Evening all! I think I need to start blogging more often, it’s been at least a week since my last update and too much has happened to put in one post. So I may break this one into a few instalments.
I’ll start off with last weekend. After a hard week’s work (environmental modelling can be painful work!), we ventured further south than the Sarodrano day-trip of the previous weekend, to a town called Sainte Augustine. It is the furthest south the coastal road goes before it is met by a monster of a river estuary:
The trip over was immense fun. Zo and I rode at the back of the jeep for much of the way, to the backdrop of the ocean to our right and the open desert and hills to our left. Cliffs would appear out of nowhere, not great for vertigo sufferers such as myself but a hell of a ride! Climbing to the hilltop from where the above photo was taken, we passed a boy riding up on his bicycle. Anyone who can do that every day can surely tackle the Tour de France. Zo and I clambered back to the seats and along came the boy with his bike at the back. Great being a Good Samaritan!
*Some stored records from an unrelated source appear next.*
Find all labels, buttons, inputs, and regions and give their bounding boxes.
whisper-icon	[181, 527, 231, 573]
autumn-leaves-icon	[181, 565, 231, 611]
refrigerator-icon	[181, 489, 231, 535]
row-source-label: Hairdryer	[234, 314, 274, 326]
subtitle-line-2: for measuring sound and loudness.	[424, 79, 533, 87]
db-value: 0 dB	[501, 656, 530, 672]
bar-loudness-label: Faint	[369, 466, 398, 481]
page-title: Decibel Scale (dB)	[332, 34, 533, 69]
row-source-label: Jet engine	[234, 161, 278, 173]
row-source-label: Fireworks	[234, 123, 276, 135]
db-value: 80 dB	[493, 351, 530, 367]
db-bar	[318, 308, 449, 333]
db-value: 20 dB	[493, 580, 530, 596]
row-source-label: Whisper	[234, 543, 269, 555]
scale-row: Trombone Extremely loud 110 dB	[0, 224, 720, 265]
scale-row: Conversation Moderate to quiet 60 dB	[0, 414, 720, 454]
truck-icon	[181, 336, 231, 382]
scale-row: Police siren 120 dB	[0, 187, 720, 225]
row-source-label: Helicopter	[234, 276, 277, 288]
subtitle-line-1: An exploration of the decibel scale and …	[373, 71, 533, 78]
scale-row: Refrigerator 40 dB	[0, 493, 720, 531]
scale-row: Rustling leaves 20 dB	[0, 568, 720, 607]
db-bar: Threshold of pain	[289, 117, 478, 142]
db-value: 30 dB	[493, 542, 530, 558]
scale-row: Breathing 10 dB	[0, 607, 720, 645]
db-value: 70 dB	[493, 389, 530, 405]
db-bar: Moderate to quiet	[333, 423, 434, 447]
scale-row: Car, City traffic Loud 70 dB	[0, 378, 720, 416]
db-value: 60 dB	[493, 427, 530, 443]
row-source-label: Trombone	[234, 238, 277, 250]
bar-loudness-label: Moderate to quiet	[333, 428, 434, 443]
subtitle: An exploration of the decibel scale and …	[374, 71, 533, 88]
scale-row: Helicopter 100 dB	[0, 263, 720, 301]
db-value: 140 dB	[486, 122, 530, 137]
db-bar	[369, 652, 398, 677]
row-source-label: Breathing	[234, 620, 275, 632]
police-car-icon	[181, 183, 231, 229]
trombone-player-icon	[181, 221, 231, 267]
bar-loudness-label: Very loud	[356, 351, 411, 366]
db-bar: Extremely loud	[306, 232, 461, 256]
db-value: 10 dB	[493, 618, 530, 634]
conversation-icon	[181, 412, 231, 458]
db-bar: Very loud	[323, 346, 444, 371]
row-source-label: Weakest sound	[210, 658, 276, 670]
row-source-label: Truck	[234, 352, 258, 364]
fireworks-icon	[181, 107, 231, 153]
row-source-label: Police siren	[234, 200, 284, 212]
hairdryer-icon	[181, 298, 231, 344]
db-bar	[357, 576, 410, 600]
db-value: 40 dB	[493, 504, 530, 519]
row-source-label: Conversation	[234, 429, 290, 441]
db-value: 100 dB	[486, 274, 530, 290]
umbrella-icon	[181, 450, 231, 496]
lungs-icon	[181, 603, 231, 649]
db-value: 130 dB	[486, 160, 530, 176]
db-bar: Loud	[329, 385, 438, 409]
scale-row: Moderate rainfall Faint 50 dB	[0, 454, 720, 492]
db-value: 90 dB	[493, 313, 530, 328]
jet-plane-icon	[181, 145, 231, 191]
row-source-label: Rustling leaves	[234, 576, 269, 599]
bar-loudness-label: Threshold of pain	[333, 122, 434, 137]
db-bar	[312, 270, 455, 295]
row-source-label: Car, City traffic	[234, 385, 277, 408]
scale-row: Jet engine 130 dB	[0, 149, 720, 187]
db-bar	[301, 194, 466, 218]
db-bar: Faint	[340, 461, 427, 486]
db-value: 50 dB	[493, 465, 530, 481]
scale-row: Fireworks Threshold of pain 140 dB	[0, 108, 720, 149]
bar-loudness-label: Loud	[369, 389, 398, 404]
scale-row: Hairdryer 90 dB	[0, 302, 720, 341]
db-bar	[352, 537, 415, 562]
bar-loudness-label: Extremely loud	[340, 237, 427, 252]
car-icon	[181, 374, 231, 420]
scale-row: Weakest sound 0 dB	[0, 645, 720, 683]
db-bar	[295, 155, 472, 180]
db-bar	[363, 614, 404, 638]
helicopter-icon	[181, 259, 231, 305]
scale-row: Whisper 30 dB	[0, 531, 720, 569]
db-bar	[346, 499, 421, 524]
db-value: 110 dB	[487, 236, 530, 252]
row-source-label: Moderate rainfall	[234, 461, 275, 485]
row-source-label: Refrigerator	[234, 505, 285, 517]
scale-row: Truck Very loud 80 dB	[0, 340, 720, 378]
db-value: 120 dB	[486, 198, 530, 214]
We approached the town of Sainte Augustine, Zo once again proving his worth by occasionally leaping off the jeep in search of much-needed directions. We were after a very specific hotel (not that there were any in sight anyway). Lonely Planet provides an exclusive list of just nine hotels in Madagascar they refer to as the ends of the world:
Isolation, natural beauty, the sea, and a distant horizon, forming a distant place where the world appears to stop, and the spirit deepens.
Longamamy is one of them. Perched along the banks of the Onilahy River estuary, we were given a pair of bungalows for 18,000Ar (a fiver) each. Complete with candles, a rock to “lock” the front door and of course mosquito coils. And the French owner (he’s been here for 28 years now) was overjoyed at seeing his hotel feature as a highlight in Lonely Planet!
A quick beach walk by sunset turned into a bit of a team show for the camera, but it wasn’t long before the label end of the world really gained meaning. To the south of us was nothing but the Antarctic, and around us no one but a lone fisherman cleaning his pirogue for tomorrow’s open ocean outing.
Lonely Planet also recommends the fish supper here. Fresh from the day’s catch, the menu was crab, shrimp, or prawns, with rice and beans. Oddly enough, when the Malagasy serve beans on rice, it literally comes as a plate of baked beans on rice. And it tastes really really good! (maybe it’s just a tasty reminder of home?). The seafood was equally appetising, and made going to straight to sleep (it was only 8.30pm) easy, despite the crickets in acapella mode.